Wednesday, July 6, 2022

The Hunter's Rosary

Many are the monsters that lurk in darkness, and many are those who rise against their predation. Yet the night-winds are swift to snuff fledgling flames, and few are left when the sun rises to continue the fight. Fewer still are left who have the ability or the inclination to train the next generation.

Human ingenuity takes the lead where human frailty leaves us lacking. The hunter's rosary is a simple invention, a mnemonic device meant to educate when a proper tutor or literacy and books can't be found. It's a string of beads, with each bead representing a sort of monster and their weaknesses - for quick reference in the fetid lairs of the enemy. The following are the most common beads found on a hunter's rosary:

  • An iron bell. For the fey folk of the otherworld, who come from mist-banks and mushroom-rings to hunt men like deer and steal babies away to their grey and timeless halls. Iron and human order are their antithesis. Crossing under a doorway where an iron horseshoe is hung will make them break out in blisters. The sound of church bells repels them. They cannot set foot on sacred ground.
  • A lump of charred greenwood. For beasts of bursting life, for trolls and treants and all their like, fire, or the acids of industry, are the best proof against them.
  • A pebble, taken from the road and stained with blood. For the immortals that can be slain by no means, immurement is a solution that can last centuries.
  • A silver ovoid, narrowed to a point. The unquiet dead and other beasts roused by the moon can be returned to sleep by its metal. In a pinch, a stake through their joints can arrest them by brute biomechanics.
  • A rounded chunk of salt. Intangible ghosts, spirits, and demons can move through walls and flesh as permeable membranes, but a line of salt is as solid as stone to them. This bead can be used as a bullet if desperately necessary.
  • A ball of pitted copper. For creatures of the upper air and the void beyond. Like lightning storms, it's best to take shelter, divert their energies, or try not to be in their path.
  • A steel, sharp-edged geodesic. Monsters live in the hearts of men as well. This bead is hard to handle without getting cut. Some prefer to replace it with a child's milk tooth - a reminder: we all begin the same, we can all be ended the same.

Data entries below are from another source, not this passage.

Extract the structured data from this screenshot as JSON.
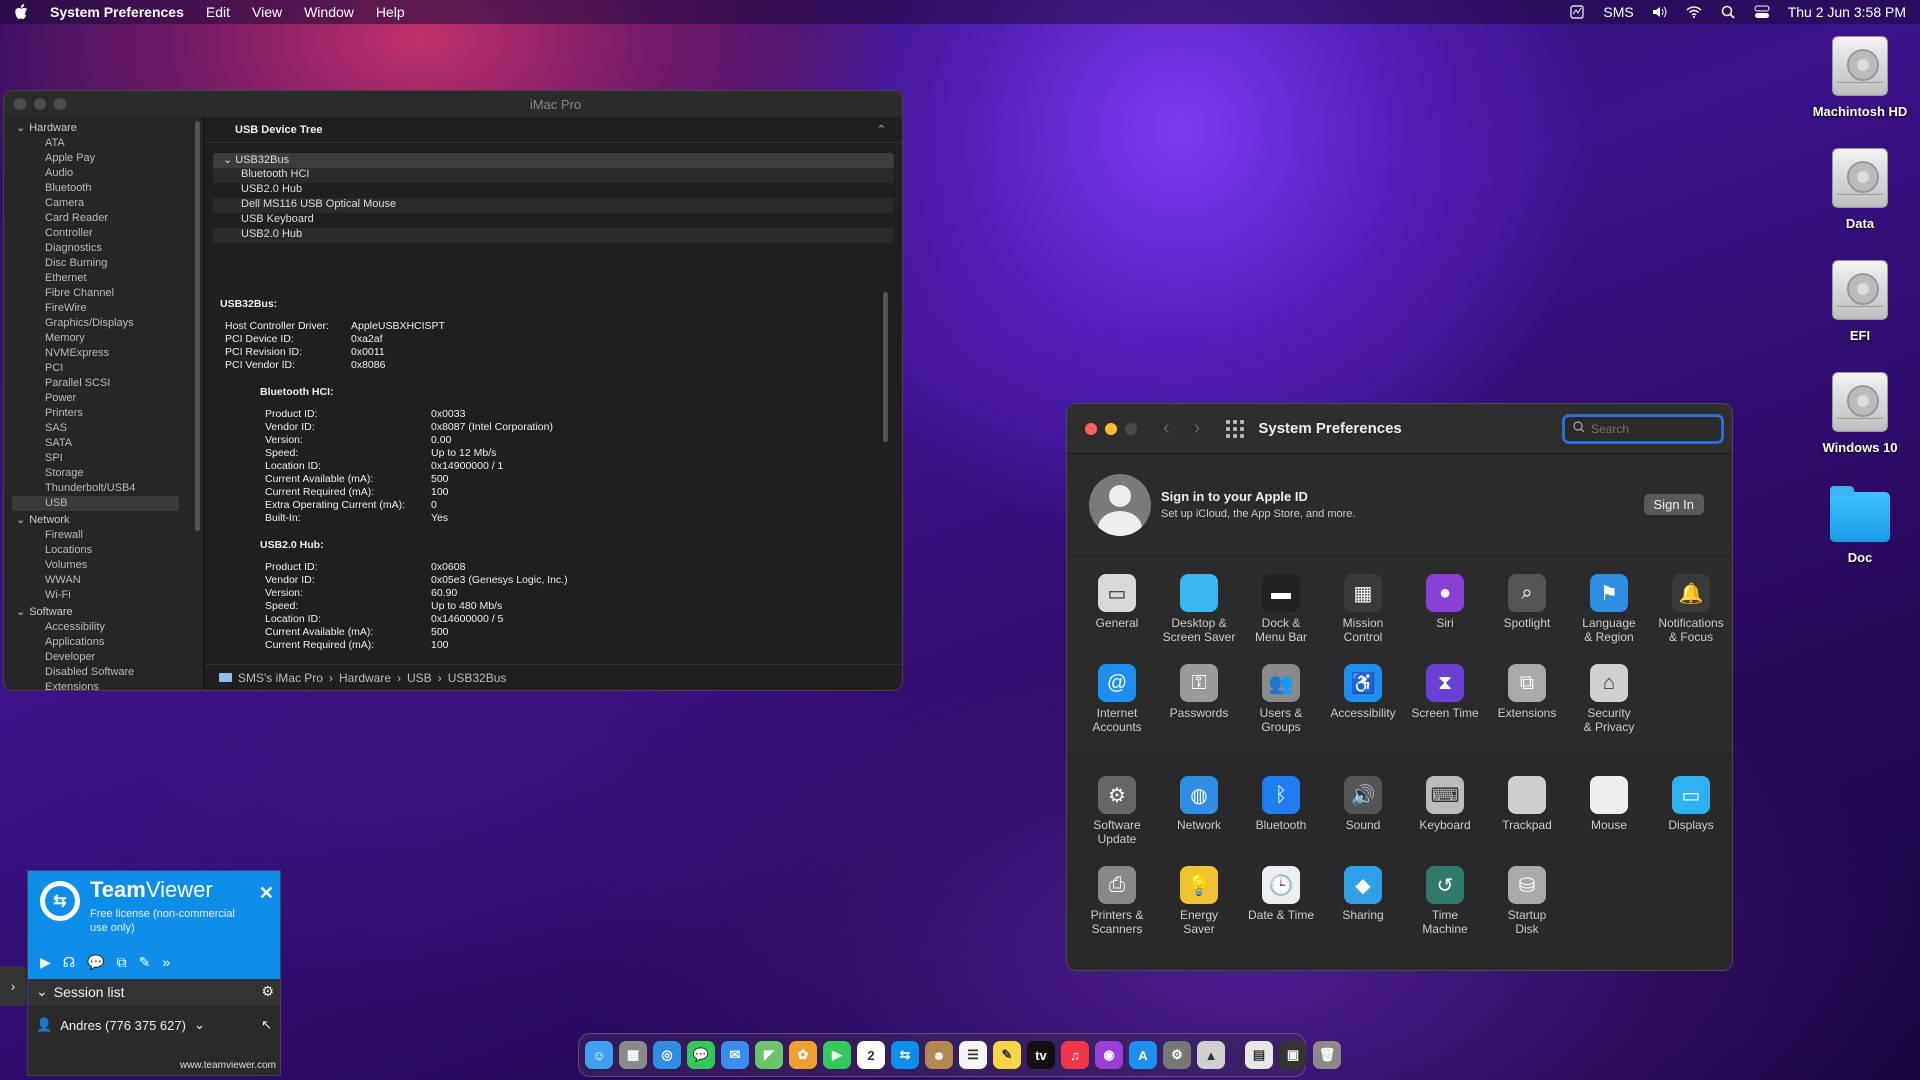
{
  "menubar": {
    "app_name": "System Preferences",
    "menus": [
      "Edit",
      "View",
      "Window",
      "Help"
    ],
    "status_text": "SMS",
    "clock": "Thu 2 Jun  3:58 PM"
  },
  "desktop": {
    "icons": [
      {
        "label": "Machintosh HD",
        "kind": "disk"
      },
      {
        "label": "Data",
        "kind": "disk"
      },
      {
        "label": "EFI",
        "kind": "disk"
      },
      {
        "label": "Windows 10",
        "kind": "disk"
      },
      {
        "label": "Doc",
        "kind": "folder"
      }
    ]
  },
  "sysinfo": {
    "title": "iMac Pro",
    "sidebar": {
      "hardware_label": "Hardware",
      "hardware": [
        "ATA",
        "Apple Pay",
        "Audio",
        "Bluetooth",
        "Camera",
        "Card Reader",
        "Controller",
        "Diagnostics",
        "Disc Burning",
        "Ethernet",
        "Fibre Channel",
        "FireWire",
        "Graphics/Displays",
        "Memory",
        "NVMExpress",
        "PCI",
        "Parallel SCSI",
        "Power",
        "Printers",
        "SAS",
        "SATA",
        "SPI",
        "Storage",
        "Thunderbolt/USB4",
        "USB"
      ],
      "network_label": "Network",
      "network": [
        "Firewall",
        "Locations",
        "Volumes",
        "WWAN",
        "Wi-Fi"
      ],
      "software_label": "Software",
      "software": [
        "Accessibility",
        "Applications",
        "Developer",
        "Disabled Software",
        "Extensions"
      ]
    },
    "tree_header": "USB Device Tree",
    "tree": {
      "root": "USB32Bus",
      "children": [
        "Bluetooth HCI",
        "USB2.0 Hub",
        "Dell MS116 USB Optical Mouse",
        "USB Keyboard",
        "USB2.0 Hub"
      ]
    },
    "detail": {
      "heading": "USB32Bus:",
      "fields": [
        {
          "k": "Host Controller Driver:",
          "v": "AppleUSBXHCISPT"
        },
        {
          "k": "PCI Device ID:",
          "v": "0xa2af"
        },
        {
          "k": "PCI Revision ID:",
          "v": "0x0011"
        },
        {
          "k": "PCI Vendor ID:",
          "v": "0x8086"
        }
      ],
      "bt_heading": "Bluetooth HCI:",
      "bt_fields": [
        {
          "k": "Product ID:",
          "v": "0x0033"
        },
        {
          "k": "Vendor ID:",
          "v": "0x8087  (Intel Corporation)"
        },
        {
          "k": "Version:",
          "v": "0.00"
        },
        {
          "k": "Speed:",
          "v": "Up to 12 Mb/s"
        },
        {
          "k": "Location ID:",
          "v": "0x14900000 / 1"
        },
        {
          "k": "Current Available (mA):",
          "v": "500"
        },
        {
          "k": "Current Required (mA):",
          "v": "100"
        },
        {
          "k": "Extra Operating Current (mA):",
          "v": "0"
        },
        {
          "k": "Built-In:",
          "v": "Yes"
        }
      ],
      "hub_heading": "USB2.0 Hub:",
      "hub_fields": [
        {
          "k": "Product ID:",
          "v": "0x0608"
        },
        {
          "k": "Vendor ID:",
          "v": "0x05e3  (Genesys Logic, Inc.)"
        },
        {
          "k": "Version:",
          "v": "60.90"
        },
        {
          "k": "Speed:",
          "v": "Up to 480 Mb/s"
        },
        {
          "k": "Location ID:",
          "v": "0x14600000 / 5"
        },
        {
          "k": "Current Available (mA):",
          "v": "500"
        },
        {
          "k": "Current Required (mA):",
          "v": "100"
        }
      ]
    },
    "path": [
      "SMS's iMac Pro",
      "Hardware",
      "USB",
      "USB32Bus"
    ]
  },
  "sysprefs": {
    "title": "System Preferences",
    "search_placeholder": "Search",
    "signin_title": "Sign in to your Apple ID",
    "signin_sub": "Set up iCloud, the App Store, and more.",
    "signin_button": "Sign In",
    "section1": [
      {
        "label": "General",
        "icon": "general-icon",
        "color": "#d9d9d9",
        "glyph": "▭"
      },
      {
        "label": "Desktop &\nScreen Saver",
        "icon": "desktop-icon",
        "color": "#38b6f0",
        "glyph": ""
      },
      {
        "label": "Dock &\nMenu Bar",
        "icon": "dock-icon",
        "color": "#222222",
        "glyph": "▬"
      },
      {
        "label": "Mission\nControl",
        "icon": "mission-control-icon",
        "color": "#3a3a3a",
        "glyph": "▦"
      },
      {
        "label": "Siri",
        "icon": "siri-icon",
        "color": "#8a3fd6",
        "glyph": "●"
      },
      {
        "label": "Spotlight",
        "icon": "spotlight-icon",
        "color": "#555555",
        "glyph": "⌕"
      },
      {
        "label": "Language\n& Region",
        "icon": "language-icon",
        "color": "#2f8de4",
        "glyph": "⚑"
      },
      {
        "label": "Notifications\n& Focus",
        "icon": "notifications-icon",
        "color": "#3a3a3a",
        "glyph": "🔔"
      },
      {
        "label": "Internet\nAccounts",
        "icon": "internet-accounts-icon",
        "color": "#1e8ef0",
        "glyph": "@"
      },
      {
        "label": "Passwords",
        "icon": "passwords-icon",
        "color": "#9a9a9a",
        "glyph": "⚿"
      },
      {
        "label": "Users &\nGroups",
        "icon": "users-icon",
        "color": "#8a8a8a",
        "glyph": "👥"
      },
      {
        "label": "Accessibility",
        "icon": "accessibility-icon",
        "color": "#1e8ef0",
        "glyph": "♿"
      },
      {
        "label": "Screen Time",
        "icon": "screen-time-icon",
        "color": "#6a3fd6",
        "glyph": "⧗"
      },
      {
        "label": "Extensions",
        "icon": "extensions-icon",
        "color": "#aaaaaa",
        "glyph": "⧉"
      },
      {
        "label": "Security\n& Privacy",
        "icon": "security-icon",
        "color": "#d0d0d0",
        "glyph": "⌂"
      }
    ],
    "section2": [
      {
        "label": "Software\nUpdate",
        "icon": "software-update-icon",
        "color": "#666666",
        "glyph": "⚙"
      },
      {
        "label": "Network",
        "icon": "network-icon",
        "color": "#2f8de4",
        "glyph": "◍"
      },
      {
        "label": "Bluetooth",
        "icon": "bluetooth-icon",
        "color": "#1e7ef0",
        "glyph": "ᛒ"
      },
      {
        "label": "Sound",
        "icon": "sound-icon",
        "color": "#555555",
        "glyph": "🔊"
      },
      {
        "label": "Keyboard",
        "icon": "keyboard-icon",
        "color": "#bbbbbb",
        "glyph": "⌨"
      },
      {
        "label": "Trackpad",
        "icon": "trackpad-icon",
        "color": "#cfcfcf",
        "glyph": ""
      },
      {
        "label": "Mouse",
        "icon": "mouse-icon",
        "color": "#eeeeee",
        "glyph": ""
      },
      {
        "label": "Displays",
        "icon": "displays-icon",
        "color": "#2fb0f0",
        "glyph": "▭"
      },
      {
        "label": "Printers &\nScanners",
        "icon": "printers-icon",
        "color": "#888888",
        "glyph": "⎙"
      },
      {
        "label": "Energy\nSaver",
        "icon": "energy-saver-icon",
        "color": "#f1c232",
        "glyph": "💡"
      },
      {
        "label": "Date & Time",
        "icon": "date-time-icon",
        "color": "#eeeeee",
        "glyph": "🕒"
      },
      {
        "label": "Sharing",
        "icon": "sharing-icon",
        "color": "#2fa0e6",
        "glyph": "◆"
      },
      {
        "label": "Time\nMachine",
        "icon": "time-machine-icon",
        "color": "#2f7a6a",
        "glyph": "↺"
      },
      {
        "label": "Startup\nDisk",
        "icon": "startup-disk-icon",
        "color": "#aaaaaa",
        "glyph": "⛁"
      }
    ]
  },
  "teamviewer": {
    "name_bold": "Team",
    "name_light": "Viewer",
    "license": "Free license (non-commercial use only)",
    "session_list": "Session list",
    "user": "Andres (776 375 627)",
    "url": "www.teamviewer.com"
  },
  "dock": {
    "items": [
      {
        "icon": "finder-icon",
        "color": "#3fa0f0",
        "glyph": "☺"
      },
      {
        "icon": "launchpad-icon",
        "color": "#8a8a8a",
        "glyph": "▦"
      },
      {
        "icon": "safari-icon",
        "color": "#2f8de4",
        "glyph": "◎"
      },
      {
        "icon": "messages-icon",
        "color": "#34c759",
        "glyph": "💬"
      },
      {
        "icon": "mail-icon",
        "color": "#3a8ef0",
        "glyph": "✉"
      },
      {
        "icon": "maps-icon",
        "color": "#6ac46a",
        "glyph": "◤"
      },
      {
        "icon": "photos-icon",
        "color": "#f0a030",
        "glyph": "✿"
      },
      {
        "icon": "facetime-icon",
        "color": "#34c759",
        "glyph": "▶"
      },
      {
        "icon": "calendar-icon",
        "color": "#ffffff",
        "glyph": "2"
      },
      {
        "icon": "teamviewer-icon",
        "color": "#0e8ee9",
        "glyph": "⇆"
      },
      {
        "icon": "contacts-icon",
        "color": "#b08850",
        "glyph": "☻"
      },
      {
        "icon": "reminders-icon",
        "color": "#f5f5f5",
        "glyph": "☰"
      },
      {
        "icon": "notes-icon",
        "color": "#f5d547",
        "glyph": "✎"
      },
      {
        "icon": "tv-icon",
        "color": "#111111",
        "glyph": "tv"
      },
      {
        "icon": "music-icon",
        "color": "#f0364a",
        "glyph": "♫"
      },
      {
        "icon": "podcasts-icon",
        "color": "#9a3fd6",
        "glyph": "◉"
      },
      {
        "icon": "app-store-icon",
        "color": "#1e8ef0",
        "glyph": "A"
      },
      {
        "icon": "system-preferences-icon",
        "color": "#777777",
        "glyph": "⚙"
      },
      {
        "icon": "preview-icon",
        "color": "#d0d0d0",
        "glyph": "▲"
      }
    ],
    "tail": [
      {
        "icon": "document-icon",
        "color": "#e8e8e8",
        "glyph": "▤"
      },
      {
        "icon": "screenshot-icon",
        "color": "#333333",
        "glyph": "▣"
      },
      {
        "icon": "trash-icon",
        "color": "#8a8a8a",
        "glyph": "🗑"
      }
    ]
  }
}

It's become a popular fashion for hunters to thread coded messages into their rosaries, should the worst happen to them (rather, the second worst - death is preferable to becoming a monster oneself). A red bead next to another means an exceptionally powerful example of the monster's kind had been found. Two beads with a blue bead between them means two kinds of monsters were cooperating. Several coloured beads in sequence can spell a message or initials with the first letter of each colour's name - perhaps the hunter's hometown, for their body to be returned to. There are many more variations of these coded messages, but the lack of a common standard makes interpreting them difficult for those not familiar with the hunter who made them.

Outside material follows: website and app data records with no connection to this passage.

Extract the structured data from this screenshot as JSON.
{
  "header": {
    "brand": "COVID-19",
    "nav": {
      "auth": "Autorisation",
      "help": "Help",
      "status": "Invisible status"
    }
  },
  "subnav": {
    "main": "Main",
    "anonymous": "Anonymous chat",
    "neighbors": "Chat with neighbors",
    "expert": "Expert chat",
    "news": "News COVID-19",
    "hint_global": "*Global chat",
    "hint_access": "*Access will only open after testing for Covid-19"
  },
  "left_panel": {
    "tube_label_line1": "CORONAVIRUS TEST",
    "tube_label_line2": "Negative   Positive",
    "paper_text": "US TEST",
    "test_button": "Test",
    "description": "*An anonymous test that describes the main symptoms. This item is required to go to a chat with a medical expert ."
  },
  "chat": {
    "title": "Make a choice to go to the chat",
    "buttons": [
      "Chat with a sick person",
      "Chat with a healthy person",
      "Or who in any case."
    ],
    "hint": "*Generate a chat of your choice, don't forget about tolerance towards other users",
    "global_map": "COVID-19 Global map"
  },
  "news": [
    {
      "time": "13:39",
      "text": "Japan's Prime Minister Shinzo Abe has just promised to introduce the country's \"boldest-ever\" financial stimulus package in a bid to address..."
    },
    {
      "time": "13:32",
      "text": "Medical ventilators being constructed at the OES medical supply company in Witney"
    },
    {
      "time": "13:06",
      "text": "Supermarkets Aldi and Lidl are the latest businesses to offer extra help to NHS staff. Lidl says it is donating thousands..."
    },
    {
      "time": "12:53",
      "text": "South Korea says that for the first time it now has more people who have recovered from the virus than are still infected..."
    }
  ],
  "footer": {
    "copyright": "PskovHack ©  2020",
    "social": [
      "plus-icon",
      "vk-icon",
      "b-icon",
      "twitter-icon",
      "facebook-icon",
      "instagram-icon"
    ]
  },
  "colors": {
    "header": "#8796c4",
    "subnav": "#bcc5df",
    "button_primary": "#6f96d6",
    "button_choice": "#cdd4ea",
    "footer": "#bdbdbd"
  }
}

Salt beads for the Waste Wyrm
Soapstone for the slime
Leaden for cavorting freaks
who burn the edge of Time.
"Fine," says the hunter, kneeling in her hall,
"but gold beads mark the Tyrant, who is
master of men all."

-Phlox, friend of the blog & poet, based on Rudyard Kipling's "Cold Iron"

2 comments:

  1. I like the idea of coded messages. It is obscured enough that it isn't obvious to the outsiders but simple enough that clever players might be able to parse it themselves if they happen to find such rosary near a danger specified in it.